Células-tronco embrionárias (ESC) são pluripotentes células derivadas de embriões pré-implantação, que mantêm a capacidade de renovar o Self ou diferenciar sob condições específicas1. Baseado sobre essas propriedades, ESC tornaram-se uma ferramenta útil para a medicina regenerativa, modelagem de doença e de estudos engenharia de tecido2.

ESC foram derivados pela primeira vez embriões pré-implantação do mouse, originando linhas ESC (mESC) rato com sucesso baixa3,4. Durante anos, a eficiência de derivação permaneceu baixa devido à dificuldade de manutenção da pluripotência em vitro. Além disso, a presença de alimentador células5, que melhoram a eficiência de derivação, promover a fixação da colônia e realçar estabilidade espectofotômetro6, várias modificações das protocolo conduzir a uma melhoria na manutenção da pluripotência. As mais importantes foram a adição de fator inibitório de leucemia (LIF) mESC meio de cultura7,8, a utilização de embriões da 129S2 fundo permissiva9 e a cultura dos mESC com suplementado com definido soro, livre de potenciais fatores de diferenciação10. Mais recentemente, evidências convincentes tem mostrado que a adição de um coquetel de dois moduladores da pequeno-molécula de vias de sinalização para o meio de cultura de mESC (conhecido como 2i) é melhor manter a pluripotência. O cocktail de 2i consiste numa combinação de inibidor MEK PD0325901, que reduz os sinais de diferenciação por inibição da via de quinase (MAPK) proteína mitogen-ativado, e o inibidor de GSK3β CHIR99021, que aumenta a sobrevivência da pilha de baixa densidade Ativando o Wnt caminho11.

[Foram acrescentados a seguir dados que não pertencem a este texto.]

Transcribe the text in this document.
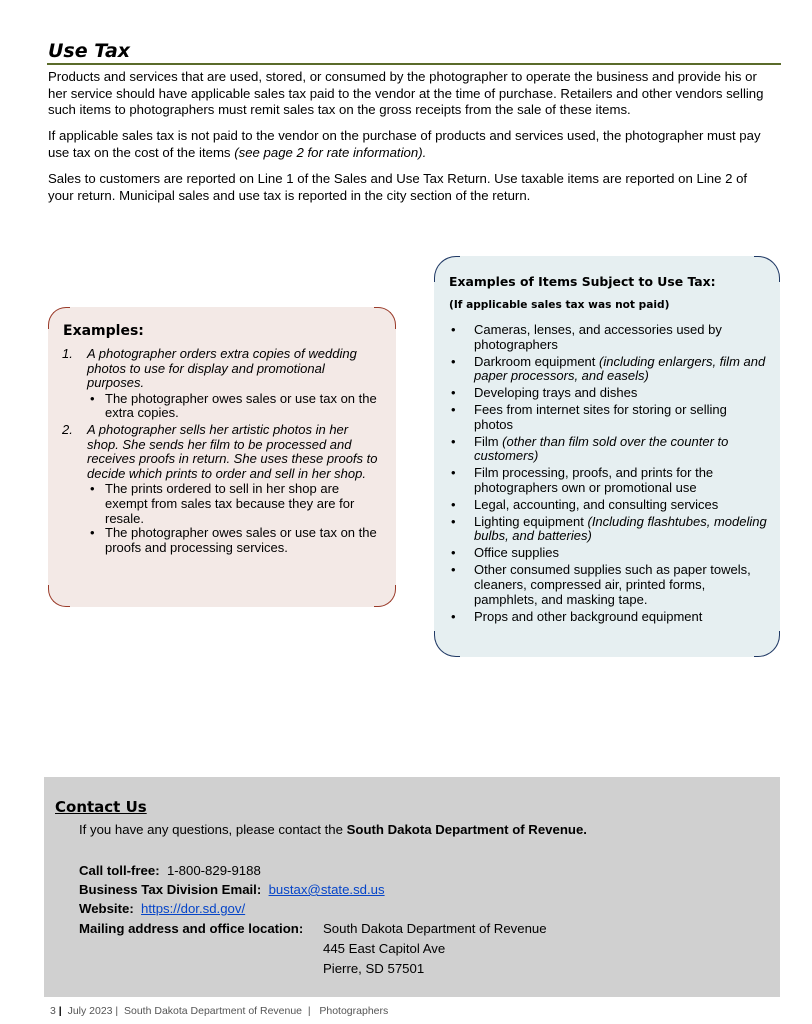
Use Tax

Products and services that are used, stored, or consumed by the photographer to operate the business and provide his or her service should have applicable sales tax paid to the vendor at the time of purchase. Retailers and other vendors selling such items to photographers must remit sales tax on the gross receipts from the sale of these items.

If applicable sales tax is not paid to the vendor on the purchase of products and services used, the photographer must pay use tax on the cost of the items (see page 2 for rate information).

Sales to customers are reported on Line 1 of the Sales and Use Tax Return. Use taxable items are reported on Line 2 of your return. Municipal sales and use tax is reported in the city section of the return.

Examples:
1. A photographer orders extra copies of wedding photos to use for display and promotional purposes.
• The photographer owes sales or use tax on the extra copies.
2. A photographer sells her artistic photos in her shop. She sends her film to be processed and receives proofs in return. She uses these proofs to decide which prints to order and sell in her shop.
• The prints ordered to sell in her shop are exempt from sales tax because they are for resale.
• The photographer owes sales or use tax on the proofs and processing services.
Examples of Items Subject to Use Tax:
(If applicable sales tax was not paid)
• Cameras, lenses, and accessories used by photographers
• Darkroom equipment (including enlargers, film and paper processors, and easels)
• Developing trays and dishes
• Fees from internet sites for storing or selling photos
• Film (other than film sold over the counter to customers)
• Film processing, proofs, and prints for the photographers own or promotional use
• Legal, accounting, and consulting services
• Lighting equipment (Including flashtubes, modeling bulbs, and batteries)
• Office supplies
• Other consumed supplies such as paper towels, cleaners, compressed air, printed forms, pamphlets, and masking tape.
• Props and other background equipment
Contact Us
If you have any questions, please contact the South Dakota Department of Revenue.
Call toll-free: 1-800-829-9188
Business Tax Division Email: bustax@state.sd.us
Website: https://dor.sd.gov/
Mailing address and office location: South Dakota Department of Revenue
445 East Capitol Ave
Pierre, SD 57501
3 | July 2023 |  South Dakota Department of Revenue  |   Photographers
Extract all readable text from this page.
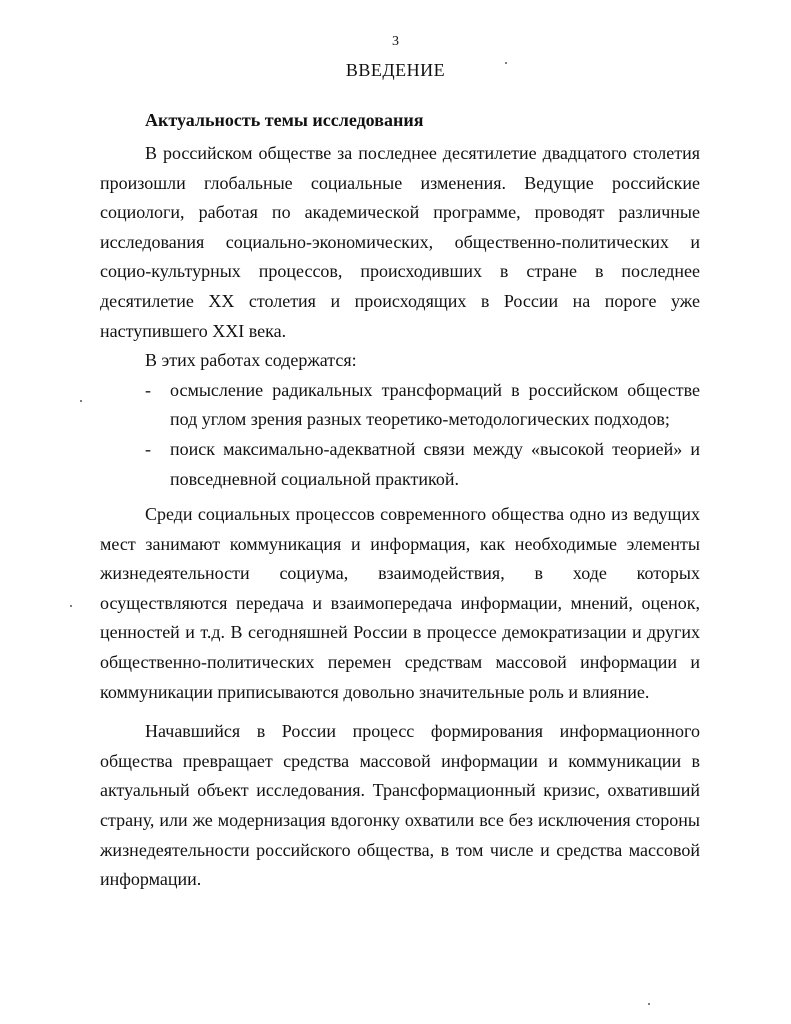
3
ВВЕДЕНИЕ
Актуальность темы исследования

В российском обществе за последнее десятилетие двадцатого столетия произошли глобальные социальные изменения. Ведущие российские социологи, работая по академической программе, проводят различные исследования социально-экономических, общественно-политических и социо-культурных процессов, происходивших в стране в последнее десятилетие XX столетия и происходящих в России на пороге уже наступившего XXI века.

В этих работах содержатся:

- осмысление радикальных трансформаций в российском обществе под углом зрения разных теоретико-методологических подходов;
- поиск максимально-адекватной связи между «высокой теорией» и повседневной социальной практикой.

Среди социальных процессов современного общества одно из ведущих мест занимают коммуникация и информация, как необходимые элементы жизнедеятельности социума, взаимодействия, в ходе которых осуществляются передача и взаимопередача информации, мнений, оценок, ценностей и т.д. В сегодняшней России в процессе демократизации и других общественно-политических перемен средствам массовой информации и коммуникации приписываются довольно значительные роль и влияние.

Начавшийся в России процесс формирования информационного общества превращает средства массовой информации и коммуникации в актуальный объект исследования. Трансформационный кризис, охвативший страну, или же модернизация вдогонку охватили все без исключения стороны жизнедеятельности российского общества, в том числе и средства массовой информации.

No presente artigo, descrevemos um protocolo simples derive eficientemente mESC linhas de blastocistos de rato. Seguimos os procedimentos padrão, cultivo de embriões de estirpes permissivas em células alimentador suplementado de derivação com LIF e uma substituição de soro12. Seguir este protocolo, mESC linhas pode ser derivada com eficiências equivalentes às obtidas no meio de 2i. Apesar disso, 2i pode ser adicionado para evitar possíveis problemas com manutenção de pluripotência, ou quando se trabalha com cepas não-permissiva.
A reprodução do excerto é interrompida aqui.